Briefcase

The Toy Store plans downtown move

The Toy Store is growing up.

The downtown Lawrence store, 841 Mass., is relocating this summer to 936 Mass., the current home of Everything But Ice.

The move will give The Toy Store 6,000 square feet of retail space and another 6,000 square feet for storage, manager Lana Best said — a welcome change from the jam-packed 3,300-square-foot toy store that opened five years ago with only 1,000 feet for storage.

“It’s just time,” Best said. “We need a bigger space.”

Margaret Warner and Mel Guffey, owners of The Toy Store, are set to take possession of the building June 1 and have the relocated, “stroller-friendly” store open Sept. 1, Best said.

Love Garden, a used record store upstairs from Everything But Ice, will remain in the building, said Sam Pepple, who is selling the building to the owners of The Toy Store.

Kansas University

Nobel Prize economist, KU alum talks tonight

Vernon L. Smith, a Kansas University alumnus who won the 2002 Nobel Prize for economics, will return to campus tonight for a lecture.

Smith will deliver “World Issues and the Role of the Economist” at 7 p.m. in Woodruff Auditorium in the Kansas Union. The event is free and open to the public.

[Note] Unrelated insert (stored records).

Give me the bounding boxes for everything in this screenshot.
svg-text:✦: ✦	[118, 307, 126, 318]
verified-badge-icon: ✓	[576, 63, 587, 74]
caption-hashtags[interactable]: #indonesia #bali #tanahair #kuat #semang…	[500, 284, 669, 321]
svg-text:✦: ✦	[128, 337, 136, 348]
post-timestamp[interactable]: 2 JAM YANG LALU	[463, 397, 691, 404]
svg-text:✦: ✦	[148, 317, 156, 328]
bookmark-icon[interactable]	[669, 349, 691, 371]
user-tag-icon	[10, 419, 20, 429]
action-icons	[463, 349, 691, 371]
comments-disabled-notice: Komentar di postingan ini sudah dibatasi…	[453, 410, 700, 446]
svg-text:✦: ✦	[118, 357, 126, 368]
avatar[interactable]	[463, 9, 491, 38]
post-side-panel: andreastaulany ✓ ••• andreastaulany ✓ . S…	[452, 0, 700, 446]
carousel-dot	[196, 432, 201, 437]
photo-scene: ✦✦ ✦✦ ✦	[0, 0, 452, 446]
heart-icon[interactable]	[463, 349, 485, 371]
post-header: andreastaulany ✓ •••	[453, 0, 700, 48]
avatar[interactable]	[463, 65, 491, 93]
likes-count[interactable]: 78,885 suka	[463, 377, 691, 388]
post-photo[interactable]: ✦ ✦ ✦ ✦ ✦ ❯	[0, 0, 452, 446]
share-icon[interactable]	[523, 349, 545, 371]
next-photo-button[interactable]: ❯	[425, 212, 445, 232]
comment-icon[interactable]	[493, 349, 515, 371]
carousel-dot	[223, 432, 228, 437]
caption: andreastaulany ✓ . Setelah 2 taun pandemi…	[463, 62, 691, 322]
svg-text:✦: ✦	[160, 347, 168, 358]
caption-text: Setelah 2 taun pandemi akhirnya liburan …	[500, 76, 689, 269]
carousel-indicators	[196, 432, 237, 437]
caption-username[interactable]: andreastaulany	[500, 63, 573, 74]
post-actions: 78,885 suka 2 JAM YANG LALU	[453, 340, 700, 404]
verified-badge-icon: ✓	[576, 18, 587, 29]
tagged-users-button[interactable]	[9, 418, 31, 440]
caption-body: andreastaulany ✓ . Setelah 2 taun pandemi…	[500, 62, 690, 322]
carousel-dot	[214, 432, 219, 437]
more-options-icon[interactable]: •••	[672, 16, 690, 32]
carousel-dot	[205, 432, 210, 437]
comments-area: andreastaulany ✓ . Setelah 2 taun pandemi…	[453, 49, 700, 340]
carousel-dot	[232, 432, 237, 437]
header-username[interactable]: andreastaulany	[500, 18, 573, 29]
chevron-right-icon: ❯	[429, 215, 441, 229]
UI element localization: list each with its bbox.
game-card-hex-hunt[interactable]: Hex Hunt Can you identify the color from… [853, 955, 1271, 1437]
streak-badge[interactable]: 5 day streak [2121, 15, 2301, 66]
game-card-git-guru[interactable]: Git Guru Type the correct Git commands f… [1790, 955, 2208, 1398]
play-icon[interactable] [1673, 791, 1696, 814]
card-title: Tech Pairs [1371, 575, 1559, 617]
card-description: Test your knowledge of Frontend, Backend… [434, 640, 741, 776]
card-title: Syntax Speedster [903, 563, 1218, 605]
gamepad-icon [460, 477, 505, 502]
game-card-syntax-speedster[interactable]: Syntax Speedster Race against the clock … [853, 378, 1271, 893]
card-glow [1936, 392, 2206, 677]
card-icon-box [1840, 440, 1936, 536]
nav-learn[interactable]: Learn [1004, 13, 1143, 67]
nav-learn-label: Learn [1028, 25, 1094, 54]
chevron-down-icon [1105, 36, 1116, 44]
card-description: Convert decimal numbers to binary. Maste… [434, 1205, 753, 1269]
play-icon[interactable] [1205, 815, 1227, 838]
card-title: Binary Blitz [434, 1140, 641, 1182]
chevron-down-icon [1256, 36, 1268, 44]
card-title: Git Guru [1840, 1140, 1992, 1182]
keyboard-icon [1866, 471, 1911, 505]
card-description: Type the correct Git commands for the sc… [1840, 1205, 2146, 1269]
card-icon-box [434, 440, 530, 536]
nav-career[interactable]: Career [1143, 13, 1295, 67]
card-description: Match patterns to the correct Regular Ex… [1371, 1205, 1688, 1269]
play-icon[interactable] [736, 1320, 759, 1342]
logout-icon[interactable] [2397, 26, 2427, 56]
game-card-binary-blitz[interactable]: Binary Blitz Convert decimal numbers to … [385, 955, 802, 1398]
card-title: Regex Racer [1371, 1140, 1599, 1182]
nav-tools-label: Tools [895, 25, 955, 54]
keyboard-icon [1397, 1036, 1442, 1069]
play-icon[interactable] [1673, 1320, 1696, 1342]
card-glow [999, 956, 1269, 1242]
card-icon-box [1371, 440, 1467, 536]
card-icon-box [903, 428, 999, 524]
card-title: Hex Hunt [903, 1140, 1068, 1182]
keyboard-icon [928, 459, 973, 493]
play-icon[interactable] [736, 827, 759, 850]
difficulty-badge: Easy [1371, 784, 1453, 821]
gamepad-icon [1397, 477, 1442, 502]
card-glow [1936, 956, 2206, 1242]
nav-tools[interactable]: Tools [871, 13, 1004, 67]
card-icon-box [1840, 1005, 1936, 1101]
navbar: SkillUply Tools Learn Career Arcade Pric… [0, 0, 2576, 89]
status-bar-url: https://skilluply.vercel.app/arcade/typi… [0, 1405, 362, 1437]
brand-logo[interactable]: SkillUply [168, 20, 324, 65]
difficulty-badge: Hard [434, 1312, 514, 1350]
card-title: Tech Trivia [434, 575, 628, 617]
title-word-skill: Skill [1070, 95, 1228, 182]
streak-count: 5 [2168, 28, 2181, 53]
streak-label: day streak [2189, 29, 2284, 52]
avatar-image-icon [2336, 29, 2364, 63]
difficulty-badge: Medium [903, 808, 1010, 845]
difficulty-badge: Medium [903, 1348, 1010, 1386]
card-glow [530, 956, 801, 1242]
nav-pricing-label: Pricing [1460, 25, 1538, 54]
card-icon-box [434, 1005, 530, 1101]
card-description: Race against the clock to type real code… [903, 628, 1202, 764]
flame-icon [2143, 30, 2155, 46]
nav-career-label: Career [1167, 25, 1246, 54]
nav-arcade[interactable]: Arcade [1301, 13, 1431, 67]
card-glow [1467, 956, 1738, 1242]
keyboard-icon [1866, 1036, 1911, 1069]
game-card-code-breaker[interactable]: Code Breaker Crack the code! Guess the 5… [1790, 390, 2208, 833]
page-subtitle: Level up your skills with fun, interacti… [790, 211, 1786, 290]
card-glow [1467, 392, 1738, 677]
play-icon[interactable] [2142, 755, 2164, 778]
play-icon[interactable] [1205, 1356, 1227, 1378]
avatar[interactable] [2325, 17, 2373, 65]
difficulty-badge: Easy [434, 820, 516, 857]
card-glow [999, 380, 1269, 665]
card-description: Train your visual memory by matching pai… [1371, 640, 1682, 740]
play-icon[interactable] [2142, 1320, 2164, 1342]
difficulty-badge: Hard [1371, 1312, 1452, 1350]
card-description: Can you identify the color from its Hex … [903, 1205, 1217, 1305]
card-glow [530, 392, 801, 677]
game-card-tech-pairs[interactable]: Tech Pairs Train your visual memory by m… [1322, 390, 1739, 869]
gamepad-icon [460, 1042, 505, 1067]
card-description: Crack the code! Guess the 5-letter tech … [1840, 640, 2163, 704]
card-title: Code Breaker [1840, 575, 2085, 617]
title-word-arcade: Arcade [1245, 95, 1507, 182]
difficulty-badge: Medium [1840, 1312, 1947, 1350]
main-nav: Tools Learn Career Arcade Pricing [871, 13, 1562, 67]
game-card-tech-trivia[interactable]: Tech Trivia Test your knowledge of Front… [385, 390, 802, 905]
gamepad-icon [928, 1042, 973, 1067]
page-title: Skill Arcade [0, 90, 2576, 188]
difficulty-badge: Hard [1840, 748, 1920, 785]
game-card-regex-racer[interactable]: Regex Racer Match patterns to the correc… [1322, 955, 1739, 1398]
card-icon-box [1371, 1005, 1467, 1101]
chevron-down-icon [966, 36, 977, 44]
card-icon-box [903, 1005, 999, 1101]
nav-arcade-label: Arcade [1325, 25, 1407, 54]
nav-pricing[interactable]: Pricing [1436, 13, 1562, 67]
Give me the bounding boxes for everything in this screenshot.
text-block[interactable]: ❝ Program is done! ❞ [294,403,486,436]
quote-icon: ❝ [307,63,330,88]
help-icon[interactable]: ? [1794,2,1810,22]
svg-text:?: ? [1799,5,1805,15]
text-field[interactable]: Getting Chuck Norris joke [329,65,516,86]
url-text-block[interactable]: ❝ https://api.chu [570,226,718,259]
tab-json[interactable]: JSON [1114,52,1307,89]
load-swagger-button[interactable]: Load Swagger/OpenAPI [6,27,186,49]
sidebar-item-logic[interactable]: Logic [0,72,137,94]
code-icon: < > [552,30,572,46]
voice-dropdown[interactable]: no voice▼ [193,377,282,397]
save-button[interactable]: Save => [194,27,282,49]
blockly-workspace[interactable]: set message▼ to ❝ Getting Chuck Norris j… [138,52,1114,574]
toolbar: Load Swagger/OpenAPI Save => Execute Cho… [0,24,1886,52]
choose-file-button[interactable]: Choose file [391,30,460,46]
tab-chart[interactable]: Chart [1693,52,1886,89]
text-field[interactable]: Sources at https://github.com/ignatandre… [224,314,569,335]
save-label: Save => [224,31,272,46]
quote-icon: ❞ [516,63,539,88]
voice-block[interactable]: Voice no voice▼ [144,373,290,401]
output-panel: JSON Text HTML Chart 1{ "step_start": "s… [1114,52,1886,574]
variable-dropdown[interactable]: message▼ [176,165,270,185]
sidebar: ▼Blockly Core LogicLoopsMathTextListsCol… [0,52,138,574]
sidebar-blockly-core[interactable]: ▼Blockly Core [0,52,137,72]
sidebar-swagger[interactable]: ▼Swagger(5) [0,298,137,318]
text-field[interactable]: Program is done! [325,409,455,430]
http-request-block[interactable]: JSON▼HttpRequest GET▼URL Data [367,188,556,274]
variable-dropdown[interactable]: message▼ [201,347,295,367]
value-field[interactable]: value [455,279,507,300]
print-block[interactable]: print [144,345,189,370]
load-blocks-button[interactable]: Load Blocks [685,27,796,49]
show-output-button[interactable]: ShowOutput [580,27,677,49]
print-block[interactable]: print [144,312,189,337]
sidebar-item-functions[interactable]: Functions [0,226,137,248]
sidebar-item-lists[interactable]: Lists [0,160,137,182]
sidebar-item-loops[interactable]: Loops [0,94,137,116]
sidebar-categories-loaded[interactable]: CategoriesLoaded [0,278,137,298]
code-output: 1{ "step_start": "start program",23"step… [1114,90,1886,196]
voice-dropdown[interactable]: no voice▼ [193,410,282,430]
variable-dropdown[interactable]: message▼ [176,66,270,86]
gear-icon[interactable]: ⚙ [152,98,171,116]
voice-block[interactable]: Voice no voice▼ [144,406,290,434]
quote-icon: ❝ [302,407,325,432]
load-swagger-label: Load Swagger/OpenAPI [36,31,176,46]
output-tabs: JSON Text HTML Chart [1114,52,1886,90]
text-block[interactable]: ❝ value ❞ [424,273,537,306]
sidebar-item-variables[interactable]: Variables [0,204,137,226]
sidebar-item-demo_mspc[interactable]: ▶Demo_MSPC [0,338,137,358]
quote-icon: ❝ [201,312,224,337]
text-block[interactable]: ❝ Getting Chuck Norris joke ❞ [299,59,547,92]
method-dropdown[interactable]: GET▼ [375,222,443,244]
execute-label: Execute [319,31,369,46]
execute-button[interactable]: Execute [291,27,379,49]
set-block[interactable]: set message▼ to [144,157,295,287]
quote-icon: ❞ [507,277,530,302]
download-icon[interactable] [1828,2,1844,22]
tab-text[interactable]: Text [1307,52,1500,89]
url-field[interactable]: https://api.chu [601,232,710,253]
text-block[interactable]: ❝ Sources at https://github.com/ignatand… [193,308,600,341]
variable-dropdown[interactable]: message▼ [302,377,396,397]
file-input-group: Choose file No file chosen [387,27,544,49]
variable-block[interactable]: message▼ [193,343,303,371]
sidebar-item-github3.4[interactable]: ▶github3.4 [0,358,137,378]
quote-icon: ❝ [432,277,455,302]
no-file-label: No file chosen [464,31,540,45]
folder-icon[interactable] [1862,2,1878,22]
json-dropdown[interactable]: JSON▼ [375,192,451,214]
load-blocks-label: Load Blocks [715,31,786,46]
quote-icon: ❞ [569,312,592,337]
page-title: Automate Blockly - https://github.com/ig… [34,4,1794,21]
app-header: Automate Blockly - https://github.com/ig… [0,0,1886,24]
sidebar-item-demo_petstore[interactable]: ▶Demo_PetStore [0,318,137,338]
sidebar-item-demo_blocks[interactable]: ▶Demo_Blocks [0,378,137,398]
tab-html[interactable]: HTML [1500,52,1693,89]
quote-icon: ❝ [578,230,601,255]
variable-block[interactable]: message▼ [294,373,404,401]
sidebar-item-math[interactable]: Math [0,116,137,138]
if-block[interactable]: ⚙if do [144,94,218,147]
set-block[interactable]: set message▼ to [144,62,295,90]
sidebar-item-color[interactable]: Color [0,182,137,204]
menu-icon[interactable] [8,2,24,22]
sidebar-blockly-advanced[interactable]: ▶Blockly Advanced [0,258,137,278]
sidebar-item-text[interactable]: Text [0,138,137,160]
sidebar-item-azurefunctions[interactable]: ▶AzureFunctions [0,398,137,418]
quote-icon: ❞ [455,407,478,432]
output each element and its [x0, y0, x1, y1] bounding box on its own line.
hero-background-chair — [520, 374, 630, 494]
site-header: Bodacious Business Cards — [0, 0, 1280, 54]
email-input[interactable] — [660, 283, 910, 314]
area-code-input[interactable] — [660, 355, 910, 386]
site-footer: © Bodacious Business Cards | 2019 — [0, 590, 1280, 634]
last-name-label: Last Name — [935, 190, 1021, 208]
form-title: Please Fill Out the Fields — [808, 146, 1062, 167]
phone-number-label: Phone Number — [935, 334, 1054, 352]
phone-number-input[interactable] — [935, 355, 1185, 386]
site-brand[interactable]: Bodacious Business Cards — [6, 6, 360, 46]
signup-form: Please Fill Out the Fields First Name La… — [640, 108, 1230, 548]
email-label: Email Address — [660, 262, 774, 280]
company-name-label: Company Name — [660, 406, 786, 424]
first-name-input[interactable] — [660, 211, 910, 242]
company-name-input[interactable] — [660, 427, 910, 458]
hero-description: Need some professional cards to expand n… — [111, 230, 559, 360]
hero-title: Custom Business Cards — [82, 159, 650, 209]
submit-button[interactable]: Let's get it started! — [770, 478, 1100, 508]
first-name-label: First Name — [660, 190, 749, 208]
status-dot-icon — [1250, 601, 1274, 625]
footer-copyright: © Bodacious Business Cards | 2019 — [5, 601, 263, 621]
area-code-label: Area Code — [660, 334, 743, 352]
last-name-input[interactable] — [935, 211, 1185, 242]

Smith, well known in the field of experimental economics, recently participated in the Copenhagen Consensus, which drew some of the world’s top economists to answer the question, “How would you spend $50 billion on the world’s most pressing issues?”

Smith received his master’s degree in economics from KU in 1952 and is the only KU graduate to have received a Nobel Prize.

Settlement

Arthur Andersen to pay $65 million

A federal judge gave preliminary approval Tuesday to a deal under which auditor Arthur Andersen LLP will pay $65 million to settle allegations it failed to protect investors from WorldCom’s historic accounting fraud.

The settlement brings to a close a class-action lawsuit by investors that also laid blame on major investment banks that underwrote WorldCom securities and 12 former directors of WorldCom itself.

The banks settled before trial for more than $6 billion, and the directors agreed to pay nearly $25 million out of their own pockets.

Andersen was the only defendant left when the case went to trial last month. In a statement Monday, when the settlement was announced, Andersen denied wrongdoing.